Create object file with nvcc:
nvcc -c -I/path/to/header/files/of/shared/library -o build/p1.o src/p1.cu --compiler options -fPIC -Wall

Create object file with g++:
g++ -c -fPIC -Wall -I/path/to/header/files/of/shared/library -o build/p2.o src/p2.cpp

Create a shared library from those two object files:
g++ -shared -Wl,-soname,libchooseaname.so -o build/libchooseaname.so build/p1.o build/p2.o -lc -L/usr/local/cuda/lib64 -lcuda -lcudart

You probably have to change the path to your cuda libraries in the last step and -of course- change the path to your header files and the name of the shared library.

Edit:
I forgot the part about using the shared library. Let’s say you have a source file main.cpp, which should be using your shared library. That’s how you would compile your main.cpp:
g++ -Wall -I/path/to/header/files/of/shared/library -l/path/to/your/shared/library/libchooseaname.so -o main main.cpp

Don’t forget to #include the header-files of your shared library in your main.cpp!

Edit 2:
It’s hard to distinguish between a small L and a capital i and the code-environment here seems to have a bug. But it should be easy to read, if you click on the quote-button or copy&paste the text somewhere else.

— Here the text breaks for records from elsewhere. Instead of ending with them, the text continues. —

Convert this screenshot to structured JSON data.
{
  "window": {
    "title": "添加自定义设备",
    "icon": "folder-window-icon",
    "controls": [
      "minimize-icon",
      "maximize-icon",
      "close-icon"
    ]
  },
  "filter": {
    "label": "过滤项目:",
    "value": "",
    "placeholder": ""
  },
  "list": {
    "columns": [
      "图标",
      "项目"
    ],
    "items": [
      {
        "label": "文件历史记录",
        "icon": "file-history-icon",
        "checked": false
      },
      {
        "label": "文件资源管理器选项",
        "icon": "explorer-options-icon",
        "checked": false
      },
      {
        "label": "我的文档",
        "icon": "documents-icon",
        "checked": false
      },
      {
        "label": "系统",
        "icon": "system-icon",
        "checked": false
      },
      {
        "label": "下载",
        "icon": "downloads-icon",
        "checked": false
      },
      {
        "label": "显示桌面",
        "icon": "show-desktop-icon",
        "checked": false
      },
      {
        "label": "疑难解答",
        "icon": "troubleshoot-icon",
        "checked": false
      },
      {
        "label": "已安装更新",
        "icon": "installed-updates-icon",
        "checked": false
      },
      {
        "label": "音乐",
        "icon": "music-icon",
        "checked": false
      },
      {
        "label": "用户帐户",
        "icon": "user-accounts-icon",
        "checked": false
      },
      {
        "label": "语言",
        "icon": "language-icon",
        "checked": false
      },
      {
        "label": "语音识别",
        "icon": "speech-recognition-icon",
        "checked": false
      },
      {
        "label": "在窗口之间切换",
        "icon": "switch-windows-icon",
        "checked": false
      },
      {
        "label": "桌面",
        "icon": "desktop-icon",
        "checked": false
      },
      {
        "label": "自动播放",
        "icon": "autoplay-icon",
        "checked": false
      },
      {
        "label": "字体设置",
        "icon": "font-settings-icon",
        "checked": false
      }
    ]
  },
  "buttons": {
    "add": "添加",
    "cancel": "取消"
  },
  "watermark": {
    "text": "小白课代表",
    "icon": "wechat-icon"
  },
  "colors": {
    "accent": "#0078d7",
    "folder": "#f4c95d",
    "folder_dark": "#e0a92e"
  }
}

Q_2: Thanks so much for your detailed reply. Unfortunately, I am already doing something like what you describe, here are my commands in detail. I am trying to build a Python module around a CUDA static library.

gcc -pthread -fno-strict-aliasing -DNDEBUG -g -fwrapv -O2 -Wall -Wstrict-prototypes -fPIC -I/usr/include/python2.7 -I/usr/local/cuda-5.0/include -I/usr/include/python2.7 -c main.cpp -o main.o -fPIC

g++ -pthread -shared -Wl,-O1 -Wl,-Bsymbolic-functions -Wl,-Bsymbolic-functions -Wl,-z,relro main.o mycudalib.a -L/usr/local/cuda-5.0/lib64 -L/usr/local/cuda-5.0/lib -lmycudalib -lcuda -lcudart -lcudadevrt -o mysharedlib.so

Above, mycudalib.a is a device-linkable CUDA static library, main.cpp is a C++ source file (no CUDA) that refers to some of the host code in mycudalib.a, and mysharedlib.so is what I ultimately hope to create. I just don’t understand what I’m doing wrong.

For what it is worth, the error I get is “undefined symbol: __cudaRegisterLinkedBinary*” (* = random stuff) when I try to run the program (it does actually compile).